Hopefully the Dwarves were inclined to ignore anything that didn't affect them.
She set up the workbench in the middle first, then the ones against the walls, with three stations on each of the wall benches, and four on the bench in the middle. The Brownies began arriving with the ingredients, and Lily started the thirteen separate components that would eventually be combined to make her slowing potion. Oh, and of course every one of those components had a cantrip or a minor spell that had to be cast on it, and you had more cantrips to cast when you combined them. And they had to be combined at the right time. And the right temperature. And it went without saying, in the right order. She left it all simmering or chilling or bubbling away, with a Brownie team keeping an eye on it all. The first lot would be ready tomorrow.

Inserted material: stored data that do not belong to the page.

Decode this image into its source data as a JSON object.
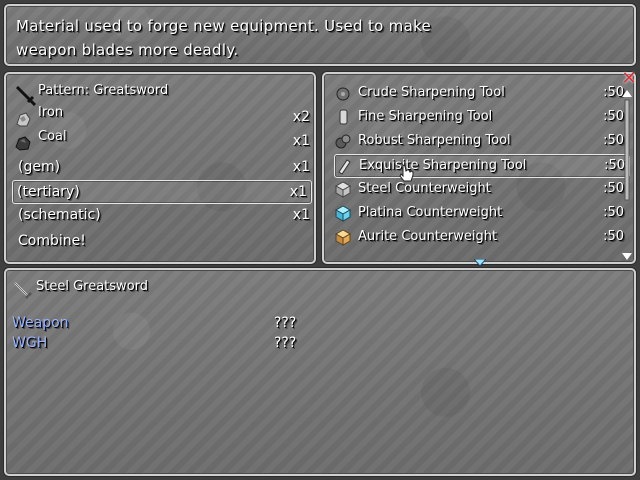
{
  "description": {
    "line1": "Material used to forge new equipment. Used to make",
    "line2": "weapon blades more deadly."
  },
  "recipe": {
    "pattern_label": "Pattern: Greatsword",
    "ingredients": [
      {
        "name": "Iron",
        "qty": "x2",
        "icon": "iron-ore-icon"
      },
      {
        "name": "Coal",
        "qty": "x1",
        "icon": "coal-icon"
      },
      {
        "name": "(gem)",
        "qty": "x1"
      },
      {
        "name": "(tertiary)",
        "qty": "x1"
      },
      {
        "name": "(schematic)",
        "qty": "x1"
      }
    ],
    "combine_label": "Combine!"
  },
  "tools": {
    "items": [
      {
        "name": "Crude Sharpening Tool",
        "qty": ":50",
        "icon": "crude-tool-icon"
      },
      {
        "name": "Fine Sharpening Tool",
        "qty": ":50",
        "icon": "fine-tool-icon"
      },
      {
        "name": "Robust Sharpening Tool",
        "qty": ":50",
        "icon": "robust-tool-icon"
      },
      {
        "name": "Exquisite Sharpening Tool",
        "qty": ":50",
        "icon": "exquisite-tool-icon"
      },
      {
        "name": "Steel Counterweight",
        "qty": ":50",
        "icon": "steel-cube-icon"
      },
      {
        "name": "Platina Counterweight",
        "qty": ":50",
        "icon": "platina-cube-icon"
      },
      {
        "name": "Aurite Counterweight",
        "qty": ":50",
        "icon": "aurite-cube-icon"
      }
    ],
    "selected_index": 3
  },
  "result": {
    "item_name": "Steel Greatsword",
    "stats": [
      {
        "label": "Weapon",
        "value": "???"
      },
      {
        "label": "WGH",
        "value": "???"
      }
    ]
  },
  "colors": {
    "stat_label": "#9ab4ff",
    "close": "#e0303a",
    "window_border": "#cfcfcf"
  }
}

Time for her illusion cloak.
She placed a plain cloak on the mannequin as she carefully concocted the illusion she wanted associated with this cloak. First, the general shape of the body under it — round, matronly, sturdy. Since she could see through the vast majority of illusions, she clearly saw the mannequin under what she was doing, but atop it, she also clearly saw the shape of an old peasant woman's body. At this stage it looked a great deal like a doll made of dough.
She tinted the dough with a healthy skin color, weathered and rosy. This was the stage at which most people began to be unnerved, because her creation was starting to look too much like a person for comfort.
Next, she added the clothing — it would be much easier not to do that, since she had so many costumes in her extensive wardrobe that it was a step she could easily skip, but she also wanted the Traditional impact of throwing off the cloak and revealing her true self. It was just another way of making The Tradition do what she wanted.
So she added another layer over the skin-colored body — a set of worn, sturdy leather shoes; heavy woolen stockings; a patched linen petticoat; the fustian skirt, also patched, over that; and a clean, crisp, embroidered apron over that. Then the clean, slightly threadbare linen blouse, the embroidered black felt vest. She walked around it, examining it from all sides. Kalinda, who had done this many times before, did the same.
"It's very solid, Godmother," the little Brownie said, then moved in to check closer. Lily's vision of what was really there showed Kalinda reaching out and fingering air; her vision of the illusion showed her checking the weight and feel of the apron, the skirt, the blouse and the vest. You actually had to know how these fabrics felt and acted in reality to replicate them in illusion. The simplest illusions, and the easiest to break, were the ones that acted only on the eyes. The best extended to all senses. Kalinda sniffed.